Face à la presse nationale et internationale le 18 décembre 2025 à Yaoundé, le Conseil de l’Ordre a dénoncé avec force, la prolifération de formations non-réglementaires qui compromettent la sécurité des soins dispensés aux populations. L’Ordre des Professions Médico-Sanitaires (OPMS) du Cameroun présidé par Moussa Hamadou Satou, a exprimé son indignation face à la non-application des résolutions issues de la concertation interministérielle (MINESUP/MINSANTE) du 16 août 2024. L’OPMS qui appelle l’Etat du Cameroun à prendre ses responsabilités à travers des mesures fortes de coercition, a déballé ses exigences pour mettre un terme à cette anarchie véritable « bombe à retardement ».
Au Cameroun, malgré les cadres légaux, de nombreuses institutions continuent de délivrer des diplômes tels que le BTS, le HND ou la Licence Professionnelle, des titres qui ne confèrent pas le Diplôme d’État, seul sésame légal pour exercer. Pour mettre un terme à cette anarchie qualifiée de « bombe à retardement » par l’OPMS et à cette « pratique subversive », l’Ordre a étalé ses revendications.
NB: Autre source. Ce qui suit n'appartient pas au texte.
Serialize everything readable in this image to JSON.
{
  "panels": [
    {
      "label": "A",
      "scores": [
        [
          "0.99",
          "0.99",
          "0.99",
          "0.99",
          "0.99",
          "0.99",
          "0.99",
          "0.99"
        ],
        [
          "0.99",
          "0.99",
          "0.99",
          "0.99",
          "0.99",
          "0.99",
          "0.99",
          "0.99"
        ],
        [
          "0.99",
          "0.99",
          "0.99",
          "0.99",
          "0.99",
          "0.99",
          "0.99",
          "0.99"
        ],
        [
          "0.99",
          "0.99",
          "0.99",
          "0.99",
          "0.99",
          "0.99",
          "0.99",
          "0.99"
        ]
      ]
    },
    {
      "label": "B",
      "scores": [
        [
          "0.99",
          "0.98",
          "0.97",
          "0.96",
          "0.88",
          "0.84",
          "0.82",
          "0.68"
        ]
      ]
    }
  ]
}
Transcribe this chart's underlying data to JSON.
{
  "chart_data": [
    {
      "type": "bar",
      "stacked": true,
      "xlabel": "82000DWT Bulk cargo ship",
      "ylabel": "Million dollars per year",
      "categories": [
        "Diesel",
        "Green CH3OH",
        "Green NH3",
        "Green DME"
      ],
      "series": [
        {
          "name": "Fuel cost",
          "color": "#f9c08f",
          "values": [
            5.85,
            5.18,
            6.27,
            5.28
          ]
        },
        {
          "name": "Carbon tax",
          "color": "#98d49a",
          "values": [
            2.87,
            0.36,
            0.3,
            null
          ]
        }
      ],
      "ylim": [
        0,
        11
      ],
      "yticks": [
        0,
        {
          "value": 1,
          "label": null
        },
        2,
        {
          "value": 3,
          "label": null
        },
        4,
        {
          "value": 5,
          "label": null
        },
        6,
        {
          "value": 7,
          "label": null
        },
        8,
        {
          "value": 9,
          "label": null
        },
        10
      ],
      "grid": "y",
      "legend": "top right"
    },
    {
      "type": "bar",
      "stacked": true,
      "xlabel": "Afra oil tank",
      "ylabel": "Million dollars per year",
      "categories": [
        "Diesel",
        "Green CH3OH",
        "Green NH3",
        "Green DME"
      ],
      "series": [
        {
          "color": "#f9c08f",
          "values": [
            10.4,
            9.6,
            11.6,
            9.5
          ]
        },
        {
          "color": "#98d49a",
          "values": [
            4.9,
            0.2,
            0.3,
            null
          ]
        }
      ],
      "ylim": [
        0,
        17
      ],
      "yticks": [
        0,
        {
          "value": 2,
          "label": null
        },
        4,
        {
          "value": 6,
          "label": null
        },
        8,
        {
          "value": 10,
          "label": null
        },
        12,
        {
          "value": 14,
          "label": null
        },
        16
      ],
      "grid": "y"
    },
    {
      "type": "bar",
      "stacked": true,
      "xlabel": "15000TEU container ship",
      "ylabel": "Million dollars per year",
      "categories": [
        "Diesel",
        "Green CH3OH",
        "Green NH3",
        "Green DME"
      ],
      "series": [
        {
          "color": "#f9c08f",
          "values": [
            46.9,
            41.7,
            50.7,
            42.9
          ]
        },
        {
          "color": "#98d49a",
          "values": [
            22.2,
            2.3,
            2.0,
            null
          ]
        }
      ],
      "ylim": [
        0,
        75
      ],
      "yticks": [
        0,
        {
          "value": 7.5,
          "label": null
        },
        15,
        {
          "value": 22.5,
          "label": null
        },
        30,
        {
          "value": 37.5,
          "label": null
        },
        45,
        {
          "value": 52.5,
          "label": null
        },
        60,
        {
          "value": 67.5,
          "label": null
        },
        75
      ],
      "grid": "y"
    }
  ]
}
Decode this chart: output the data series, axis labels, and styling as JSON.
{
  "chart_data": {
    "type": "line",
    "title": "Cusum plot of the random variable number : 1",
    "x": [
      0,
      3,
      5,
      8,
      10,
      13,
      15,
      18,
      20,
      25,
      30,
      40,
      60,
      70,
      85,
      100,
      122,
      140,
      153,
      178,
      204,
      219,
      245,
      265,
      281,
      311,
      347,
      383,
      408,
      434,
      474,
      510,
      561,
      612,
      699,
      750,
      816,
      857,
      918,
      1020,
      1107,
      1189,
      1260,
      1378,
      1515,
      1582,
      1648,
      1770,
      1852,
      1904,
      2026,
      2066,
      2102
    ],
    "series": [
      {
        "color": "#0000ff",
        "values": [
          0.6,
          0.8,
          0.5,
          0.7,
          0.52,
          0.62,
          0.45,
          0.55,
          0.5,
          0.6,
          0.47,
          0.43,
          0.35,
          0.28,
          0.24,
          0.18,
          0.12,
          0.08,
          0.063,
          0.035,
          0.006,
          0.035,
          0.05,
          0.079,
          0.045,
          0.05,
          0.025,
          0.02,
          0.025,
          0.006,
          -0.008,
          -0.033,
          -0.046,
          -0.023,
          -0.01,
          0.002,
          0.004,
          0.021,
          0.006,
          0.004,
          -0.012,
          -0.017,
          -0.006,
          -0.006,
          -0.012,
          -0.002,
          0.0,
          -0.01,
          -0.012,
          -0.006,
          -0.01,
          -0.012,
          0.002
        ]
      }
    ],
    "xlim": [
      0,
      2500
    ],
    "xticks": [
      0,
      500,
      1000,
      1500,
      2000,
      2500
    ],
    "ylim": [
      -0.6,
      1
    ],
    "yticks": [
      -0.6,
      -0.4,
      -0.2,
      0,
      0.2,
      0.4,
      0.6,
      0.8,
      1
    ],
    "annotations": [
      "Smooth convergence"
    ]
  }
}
A prendre très au sérieux.
La première revendication de l’OPMS c’est l’Uniformisation stricte des diplômes : Il est question de l’arrêt définitif de tout cursus ne débouchant pas sur le Diplôme d’État de Sage-femme, d’Infirmier ou de Technicien Médico-Sanitaire.
Deuxième revendication, l’Arrimage au système LMD. Il s’agit de l’intégration immédiate de la formation au système Licence-Master-Doctorat pour s’aligner sur les normes internationales du Processus de Bologne.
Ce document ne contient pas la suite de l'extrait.